NORDEA : quand l’assemblée des actionnaires devient une tribune politique

Après la mobilisation humanitaire, puis économique, les chefs d’entreprise vont-ils un cran plus loin dans l’engagement en faveur de l’Ukraine ? L’initiative de NORDEA est une première. Le groupe financier des pays nordiques vient de transformer son assemblée annuelle à Helsinki en tribune politique, pour soutenir l’Ukraine. Les dirigeants auraient pu se contenter de commenter leur performance record, les 30 000 employés du groupe, leur classement comme trentième banque du monde. Passant rapidement sur leurs succès, ils ont centré le dialogue sur la condamnation sans ambigüité de l’intervention de Vladimir Poutine en Ukraine.

Pour renforcer un tel message, ils ont travaillé la forme. La réunion est digitale, donc retransmise, ce qui augmente encore sa portée. Dès l’ouverture, l’actionnaire internaute est mis en condition. Par un choix scénographique qui ne peut être un hasard, la salle est habillée aux couleurs de l’Ukraine : bleu omniprésent comme le logo de la banque, mais ponctué de bouquets de jonquilles jaunes.

Les dirigeants de NORDEA prennent la parole d’un air grave, pour condamner fermement, et nommément, l’intervention de Vladimir Poutine en Ukraine.
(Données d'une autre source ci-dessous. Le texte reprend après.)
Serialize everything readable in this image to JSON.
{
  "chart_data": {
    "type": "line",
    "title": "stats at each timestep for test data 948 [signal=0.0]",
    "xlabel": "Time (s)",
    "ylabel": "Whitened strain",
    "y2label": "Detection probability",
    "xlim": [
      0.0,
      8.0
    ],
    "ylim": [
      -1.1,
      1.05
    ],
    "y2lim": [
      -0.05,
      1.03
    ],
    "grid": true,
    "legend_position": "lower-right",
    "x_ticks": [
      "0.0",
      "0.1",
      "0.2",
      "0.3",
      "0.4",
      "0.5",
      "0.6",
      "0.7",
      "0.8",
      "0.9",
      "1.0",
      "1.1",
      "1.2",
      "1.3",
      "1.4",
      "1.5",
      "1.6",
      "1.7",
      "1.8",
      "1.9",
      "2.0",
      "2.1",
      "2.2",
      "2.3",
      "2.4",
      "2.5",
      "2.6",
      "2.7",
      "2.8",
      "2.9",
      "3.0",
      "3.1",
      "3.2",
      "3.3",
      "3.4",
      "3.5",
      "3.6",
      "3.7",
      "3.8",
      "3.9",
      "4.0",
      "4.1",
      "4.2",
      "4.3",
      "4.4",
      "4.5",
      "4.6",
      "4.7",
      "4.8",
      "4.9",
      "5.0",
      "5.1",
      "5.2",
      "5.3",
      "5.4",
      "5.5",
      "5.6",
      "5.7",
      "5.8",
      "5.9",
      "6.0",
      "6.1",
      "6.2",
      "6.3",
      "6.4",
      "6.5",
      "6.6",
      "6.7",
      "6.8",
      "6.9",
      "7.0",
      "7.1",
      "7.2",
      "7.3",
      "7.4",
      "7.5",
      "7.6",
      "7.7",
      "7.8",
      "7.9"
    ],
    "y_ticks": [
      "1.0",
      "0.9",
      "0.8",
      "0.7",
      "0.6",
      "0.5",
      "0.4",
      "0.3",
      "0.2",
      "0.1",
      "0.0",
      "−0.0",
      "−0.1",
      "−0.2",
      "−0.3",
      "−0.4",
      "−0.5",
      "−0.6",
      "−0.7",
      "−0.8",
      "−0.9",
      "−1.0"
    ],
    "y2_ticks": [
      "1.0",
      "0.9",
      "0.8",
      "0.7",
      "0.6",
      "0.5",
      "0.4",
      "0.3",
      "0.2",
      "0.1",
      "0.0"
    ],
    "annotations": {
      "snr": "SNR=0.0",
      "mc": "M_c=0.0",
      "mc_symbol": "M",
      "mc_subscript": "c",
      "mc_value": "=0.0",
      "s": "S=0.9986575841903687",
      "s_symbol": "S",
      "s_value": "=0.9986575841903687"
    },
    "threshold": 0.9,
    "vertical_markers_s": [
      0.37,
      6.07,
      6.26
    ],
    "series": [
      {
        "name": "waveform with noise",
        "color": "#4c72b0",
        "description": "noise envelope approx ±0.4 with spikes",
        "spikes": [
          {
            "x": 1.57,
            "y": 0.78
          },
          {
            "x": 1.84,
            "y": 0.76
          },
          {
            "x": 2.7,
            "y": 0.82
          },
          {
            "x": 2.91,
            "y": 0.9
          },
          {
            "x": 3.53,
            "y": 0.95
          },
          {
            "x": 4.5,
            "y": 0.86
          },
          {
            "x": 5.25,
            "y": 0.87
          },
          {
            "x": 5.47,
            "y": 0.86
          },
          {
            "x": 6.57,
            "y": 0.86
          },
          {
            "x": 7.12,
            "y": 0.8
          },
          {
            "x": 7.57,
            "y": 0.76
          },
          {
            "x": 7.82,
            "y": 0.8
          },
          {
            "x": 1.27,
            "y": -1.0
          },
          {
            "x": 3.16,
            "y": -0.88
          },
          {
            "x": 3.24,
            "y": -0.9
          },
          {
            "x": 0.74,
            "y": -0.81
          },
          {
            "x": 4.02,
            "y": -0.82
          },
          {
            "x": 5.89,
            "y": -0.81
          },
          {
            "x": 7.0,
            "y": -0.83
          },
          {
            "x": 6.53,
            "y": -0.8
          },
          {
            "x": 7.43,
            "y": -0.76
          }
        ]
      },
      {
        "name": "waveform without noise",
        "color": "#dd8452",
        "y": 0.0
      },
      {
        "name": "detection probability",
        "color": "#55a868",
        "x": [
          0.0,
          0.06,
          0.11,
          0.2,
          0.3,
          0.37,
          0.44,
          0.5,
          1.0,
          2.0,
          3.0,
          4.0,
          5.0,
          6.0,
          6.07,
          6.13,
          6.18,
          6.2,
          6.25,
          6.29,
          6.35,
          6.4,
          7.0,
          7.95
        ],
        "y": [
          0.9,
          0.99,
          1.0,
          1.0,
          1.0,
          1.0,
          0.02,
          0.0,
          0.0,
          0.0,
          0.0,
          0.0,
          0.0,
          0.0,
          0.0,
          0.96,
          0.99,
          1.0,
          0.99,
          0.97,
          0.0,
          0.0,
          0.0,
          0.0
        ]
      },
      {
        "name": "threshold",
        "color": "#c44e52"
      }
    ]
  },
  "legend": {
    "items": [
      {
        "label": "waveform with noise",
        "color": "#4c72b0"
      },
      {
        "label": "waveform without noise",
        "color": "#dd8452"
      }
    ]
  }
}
Cela tranche avec les joyeuses présentations de résultats que tiennent, le même jour, d’autres entreprises européennes. Et c’est bien davantage que les initiatives qu’ils ont été les premiers à prendre, au tout début du conflit il y a un mois. NORDEA avait annoncé un don de 500 000 euros à l’UNICEF et à la Croix-Rouge, de l’aide à la collecte d’objets essentiels, la gratuité des services bancaires pour les acteurs humanitaires impliqués, et la sortie de tous les fonds d’investissement ou instruments financiers russes. NORDEA est aussi à l’origine de l’association d’accueil de réfugiés « A safe start in Sweden ». A présent, c’est d’engagement politique et personnel qu’il s’agit.

Bien sûr, cette hyper-sensibilité s’explique en partie par la géographie. Les Finlandais sont  en première ligne. Depuis le début du conflit, ils soulignent les analogies entre l’attaque de l’Ukraine par la Russie et le conflit qui opposa leur pays à l’envahisseur soviétique entre 1939 et 1940, la « guerre d’hiver » qui a fondé leur identité nationale. Ils sont aussi très concernés, parce qu’ils accueillent des milliers de Russes qui quittent leur pays pour protester contre la guerre. Mais la mobilisation de NORDEA va plus loin que celle d’une entreprise finlandaise qui obéirait à une injonction gouvernementale. L’état-major qui s’exprime aussi clairement est en effet suédois, danois, britannique, tout autant que finlandais. Torbjörn Magnusson qui ouvre le débat est suédois, il représente le groupe Sampo, l’actionnaire de référence de la banque, qu’il préside encore quelques mois avant de passer le relai à un Britannique, Stephen Hester, qui dirigeait jusqu’ici EasyJet. Puis c’est un Danois qui prend la parole, Frank Vang-Jensen, le président-directeur général de NORDEA. Les actionnaires poursuivent, sur le même ton. Après avoir écouté les exposés d’usage sur la situation économique florissante de la banque, c’est pour parler de l’Ukraine et dire leur soutien au management qu’ils prennent la parole. Aucun n’est intervenu pour ramener le dialogue sur les sujets habituels du dividende, de la rémunération des dirigeants et de la proportion de femmes parmi les salariés. Aucun actionnaire, non plus, n’a protesté sur le risque pris en s’opposant à la Russie, les conséquences financières négatives sur 2022, les implications stratégiques à moyen terme.

NORDEA a démontré avec cet événement que ses actionnaires répondaient présent quand on leur demande d’aller plus loin que leur engagement économique. Le choix politique des dirigeants de NORDEA était une première, les prochaines semaines diront si d’autres dirigeants en Europe leur emboitent le pas.